Kaum ließen wir den Großraum München an uns vorbei ziehen , ragten da am Horizont die ersten Bergketten hervor. Die Dörfchen welche wir nun passierten, versetzen uns zurück in die Bilderbücher von „Heidi und ihrer Welt der Berge“. Auf der Brennerautobahn wurde dieses Panorama mit seinen kleinen Spitzturmkirchen und „Mönchklöstern“ immer unwirklicher. Aus dieser harmonischen Idylle holte uns dann jedoch schnell die südeuropäische Art des Autofahrens heraus. Mein Kumpel Micha und ich beschlossen uns dann einfach dem Luigi-Fahrstil anzupassen. Bozen selber ist ein moderne Stadt mittlerer Größe, einer wunderschönen Altstadt und Hunderten von Weinhängen. Den Samstag nutzen wir zum Stadtbummel und genossen das warme Frühlingswetter. Zum Abendessen lud uns eine Freundin zu sich nach Hause ein, sodass wir bei Pasta und Rotwein J den Tag ausklingen ließen. Auf unserem von Weinbergen umgebenen Campingplatz erwachten wir durch den Gesang „frühlingsverwirrter“ Vögel und einer in der Nachbarschaft trainierenden Opernsängerin. Nun die Frage, wer sang besser?

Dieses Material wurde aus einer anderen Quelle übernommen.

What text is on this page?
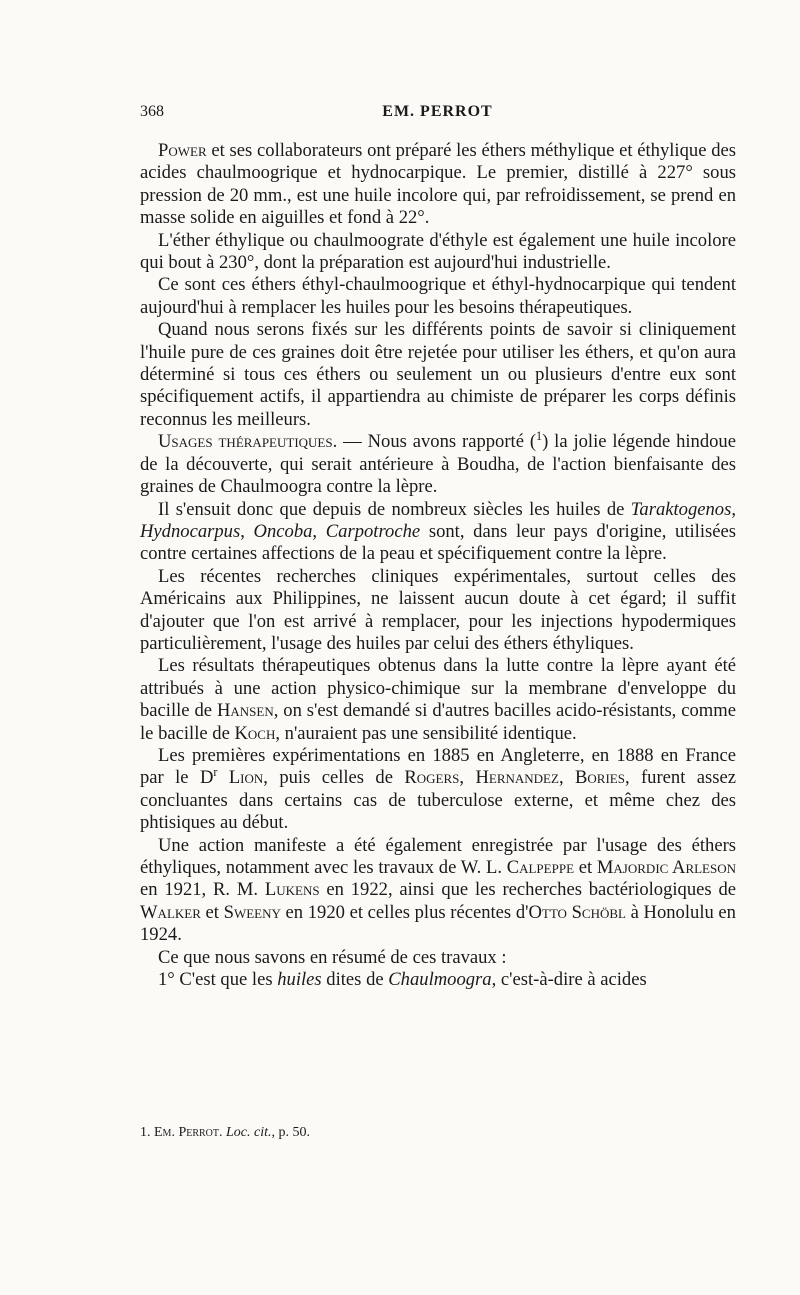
368	EM. PERROT

Power et ses collaborateurs ont préparé les éthers méthylique et éthylique des acides chaulmoogrique et hydnocarpique. Le premier, distillé à 227° sous pression de 20 mm., est une huile incolore qui, par refroidissement, se prend en masse solide en aiguilles et fond à 22°.

L'éther éthylique ou chaulmoograte d'éthyle est également une huile incolore qui bout à 230°, dont la préparation est aujourd'hui industrielle.

Ce sont ces éthers éthyl-chaulmoogrique et éthyl-hydnocarpique qui tendent aujourd'hui à remplacer les huiles pour les besoins thérapeutiques.

Quand nous serons fixés sur les différents points de savoir si cliniquement l'huile pure de ces graines doit être rejetée pour utiliser les éthers, et qu'on aura déterminé si tous ces éthers ou seulement un ou plusieurs d'entre eux sont spécifiquement actifs, il appartiendra au chimiste de préparer les corps définis reconnus les meilleurs.

Usages thérapeutiques. — Nous avons rapporté ($^1$) la jolie légende hindoue de la découverte, qui serait antérieure à Boudha, de l'action bienfaisante des graines de Chaulmoogra contre la lèpre.

Il s'ensuit donc que depuis de nombreux siècles les huiles de Taraktogenos, Hydnocarpus, Oncoba, Carpotroche sont, dans leur pays d'origine, utilisées contre certaines affections de la peau et spécifiquement contre la lèpre.

Les récentes recherches cliniques expérimentales, surtout celles des Américains aux Philippines, ne laissent aucun doute à cet égard; il suffit d'ajouter que l'on est arrivé à remplacer, pour les injections hypodermiques particulièrement, l'usage des huiles par celui des éthers éthyliques.

Les résultats thérapeutiques obtenus dans la lutte contre la lèpre ayant été attribués à une action physico-chimique sur la membrane d'enveloppe du bacille de Hansen, on s'est demandé si d'autres bacilles acido-résistants, comme le bacille de Koch, n'auraient pas une sensibilité identique.

Les premières expérimentations en 1885 en Angleterre, en 1888 en France par le $D^r$ Lion, puis celles de Rogers, Hernandez, Bories, furent assez concluantes dans certains cas de tuberculose externe, et même chez des phtisiques au début.

Une action manifeste a été également enregistrée par l'usage des éthers éthyliques, notamment avec les travaux de W. L. Calpeppe et Majordic Arleson en 1921, R. M. Lukens en 1922, ainsi que les recherches bactériologiques de Walker et Sweeny en 1920 et celles plus récentes d'Otto Schöbl à Honolulu en 1924.

Ce que nous savons en résumé de ces travaux :

1° C'est que les huiles dites de Chaulmoogra, c'est-à-dire à acides

1. Em. Perrot. Loc. cit., p. 50.
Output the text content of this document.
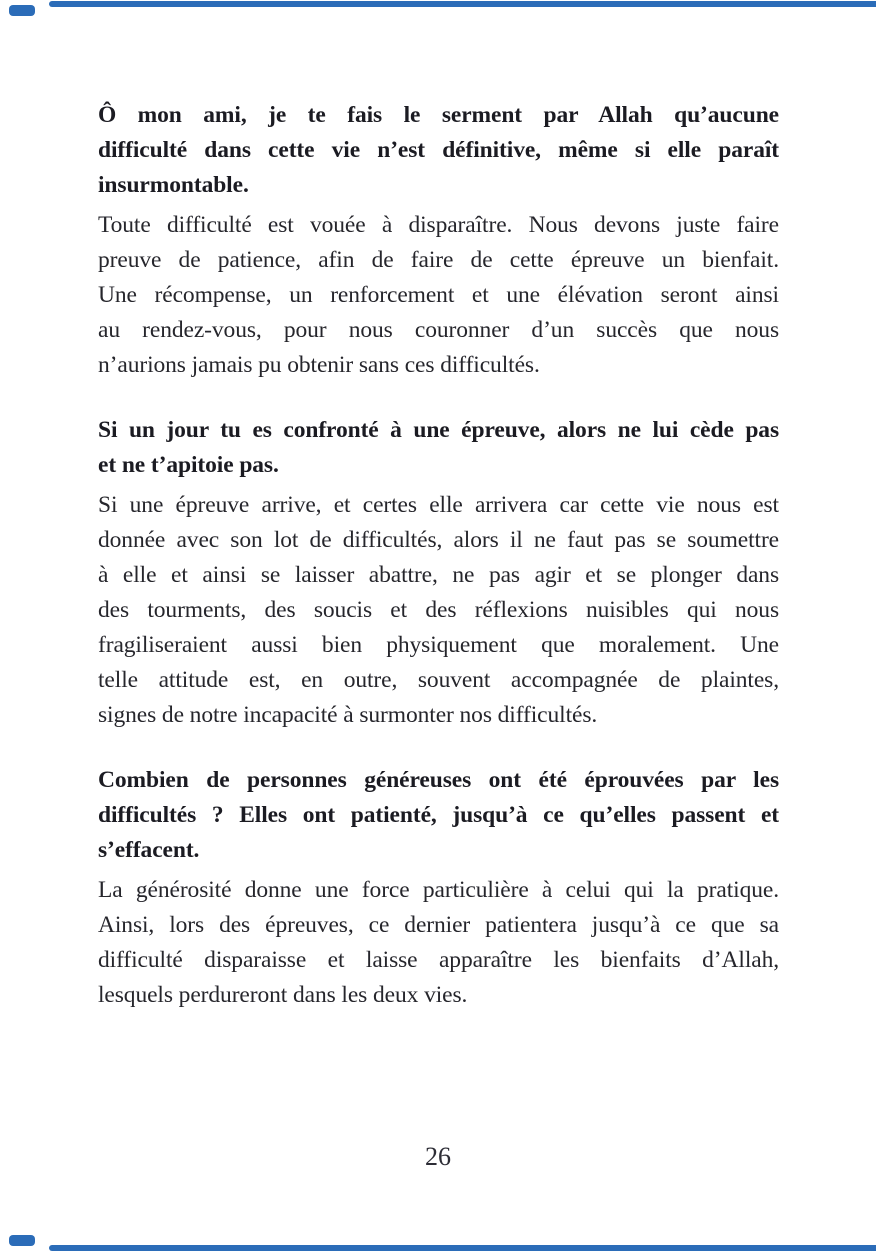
Ô mon ami, je te fais le serment par Allah qu’aucune
difficulté dans cette vie n’est définitive, même si elle paraît
insurmontable.
Toute difficulté est vouée à disparaître. Nous devons juste faire
preuve de patience, afin de faire de cette épreuve un bienfait.
Une récompense, un renforcement et une élévation seront ainsi
au rendez-vous, pour nous couronner d’un succès que nous
n’aurions jamais pu obtenir sans ces difficultés.
Si un jour tu es confronté à une épreuve, alors ne lui cède pas
et ne t’apitoie pas.
Si une épreuve arrive, et certes elle arrivera car cette vie nous est
donnée avec son lot de difficultés, alors il ne faut pas se soumettre
à elle et ainsi se laisser abattre, ne pas agir et se plonger dans
des tourments, des soucis et des réflexions nuisibles qui nous
fragiliseraient aussi bien physiquement que moralement. Une
telle attitude est, en outre, souvent accompagnée de plaintes,
signes de notre incapacité à surmonter nos difficultés.
Combien de personnes généreuses ont été éprouvées par les
difficultés ? Elles ont patienté, jusqu’à ce qu’elles passent et
s’effacent.
La générosité donne une force particulière à celui qui la pratique.
Ainsi, lors des épreuves, ce dernier patientera jusqu’à ce que sa
difficulté disparaisse et laisse apparaître les bienfaits d’Allah,
lesquels perdureront dans les deux vies.
26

Nach kurzer Irrfahrt, gelangten wir überpünktlich zu dem Lago di Monticolo.
Was soll ich dazu noch sagen. Bergseen sind nun mal Anfang Mai kein warmer Wirrpool.

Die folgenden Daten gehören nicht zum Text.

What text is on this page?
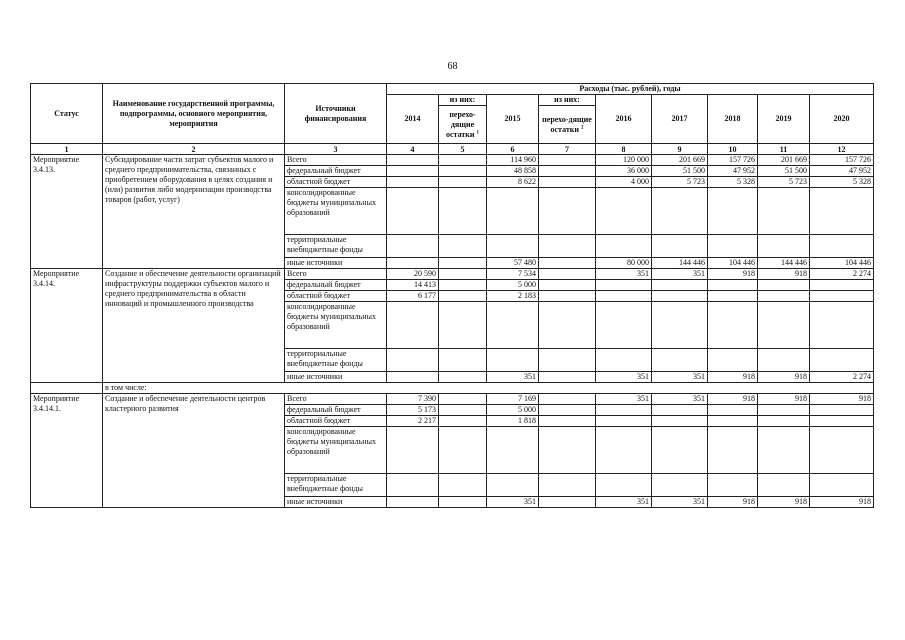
68
Статус	Наименование государственной программы, подпрограммы, основного мероприятия, мероприятия	Источники финансирования	Расходы (тыс. рублей), годы								
			2014	из них:	2015	из них:	2016	2017	2018	2019	2020
				перехо-дящие остатки $^1$		перехо-дящие остатки $^2$
1	2	3	4	5	6	7	8	9	10	11	12
Мероприятие 3.4.13.	Субсидирование части затрат субъектов малого и среднего предпринимательства, связанных с приобретением оборудования в целях создания и (или) развития либо модернизации производства товаров (работ, услуг)	Всего			114 960		120 000	201 669	157 726	201 669	157 726
		федеральный бюджет			48 858		36 000	51 500	47 952	51 500	47 952
		областной бюджет			8 622		4 000	5 723	5 328	5 723	5 328
		консолидированные бюджеты муниципальных образований									
		территориальные внебюджетные фонды									
		иные источники			57 480		80 000	144 446	104 446	144 446	104 446
Мероприятие 3.4.14.	Создание и обеспечение деятельности организаций инфраструктуры поддержки субъектов малого и среднего предпринимательства в области инноваций и промышленного производства	Всего	20 590		7 534		351	351	918	918	2 274
		федеральный бюджет	14 413		5 000						
		областной бюджет	6 177		2 183						
		консолидированные бюджеты муниципальных образований									
		территориальные внебюджетные фонды									
		иные источники			351		351	351	918	918	2 274
	в том числе:										
Мероприятие 3.4.14.1.	Создание и обеспечение деятельности центров кластерного развития	Всего	7 390		7 169		351	351	918	918	918
		федеральный бюджет	5 173		5 000						
		областной бюджет	2 217		1 818						
		консолидированные бюджеты муниципальных образований									
		территориальные внебюджетные фонды									
		иные источники			351		351	351	918	918	918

Die Kälte und unsere aufgewundenen Füße lohnten sich dafür allemal. Johannes erkämpfte sich trotz Wadenkrämpfen einen super 3. Platz (0:59h) in seiner Altersklasse. Meine Hände waren insgesamt die Vierten (0:51h), die nach 4,5 Kilometer Langstreckenschwimmen, einen heißen Becher Zitronentee dankbar entgegennahmen. Die „Betreuung“ war fantastig! Da nur drei Masters schneller durch Wasser zogen, konnte ich mich über einen Juniorentitel freuen. Zur Siegerehrung gab es für uns zwei Pokale, Packungen von Bio(!)-Äpfel, T-Shirts und natürlich vollmundig-leckeren Rotwein. Welch Paradies bot sich uns auf!

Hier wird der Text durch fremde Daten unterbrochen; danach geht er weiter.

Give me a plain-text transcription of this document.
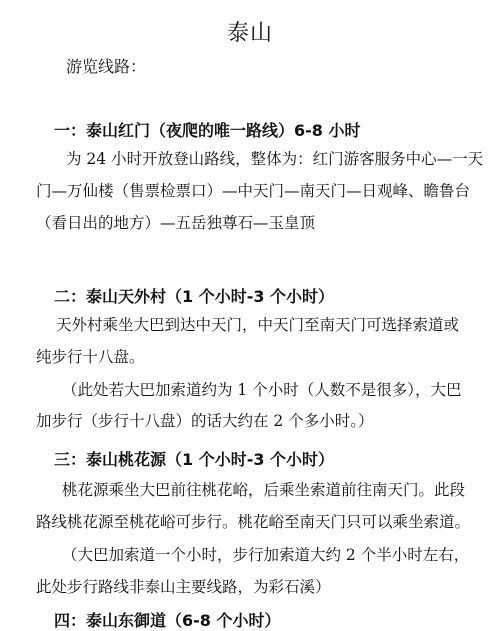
泰山
游览线路：
一：泰山红门（夜爬的唯一路线）6-8 小时
为 24 小时开放登山路线，整体为：红门游客服务中心—一天
门—万仙楼（售票检票口）—中天门—南天门—日观峰、瞻鲁台
（看日出的地方）—五岳独尊石—玉皇顶
二：泰山天外村（1 个小时-3 个小时）
天外村乘坐大巴到达中天门，中天门至南天门可选择索道或
纯步行十八盘。
（此处若大巴加索道约为 1 个小时（人数不是很多），大巴
加步行（步行十八盘）的话大约在 2 个多小时。）
三：泰山桃花源（1 个小时-3 个小时）
桃花源乘坐大巴前往桃花峪，后乘坐索道前往南天门。此段
路线桃花源至桃花峪可步行。桃花峪至南天门只可以乘坐索道。
（大巴加索道一个小时，步行加索道大约 2 个半小时左右，
此处步行路线非泰山主要线路，为彩石溪）
四：泰山东御道（6-8 个小时）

Fazit: So schnell dieser Kurztrip auch sein Ende nahm, wird der „Bozener Frühling“ noch lange in unseren Erinnerung Bestand behalten. Ich gedenke, wiederkommen!
Auf Rückfahrt ließen wir es ganz „entspannt“ angehen, hörten so bayrische Landwirtschaftssendungen über die weltentscheidende Gefahr der Maikäferinvasion und erholten uns einfach von diesem traumhaft schönen Wochenende !!!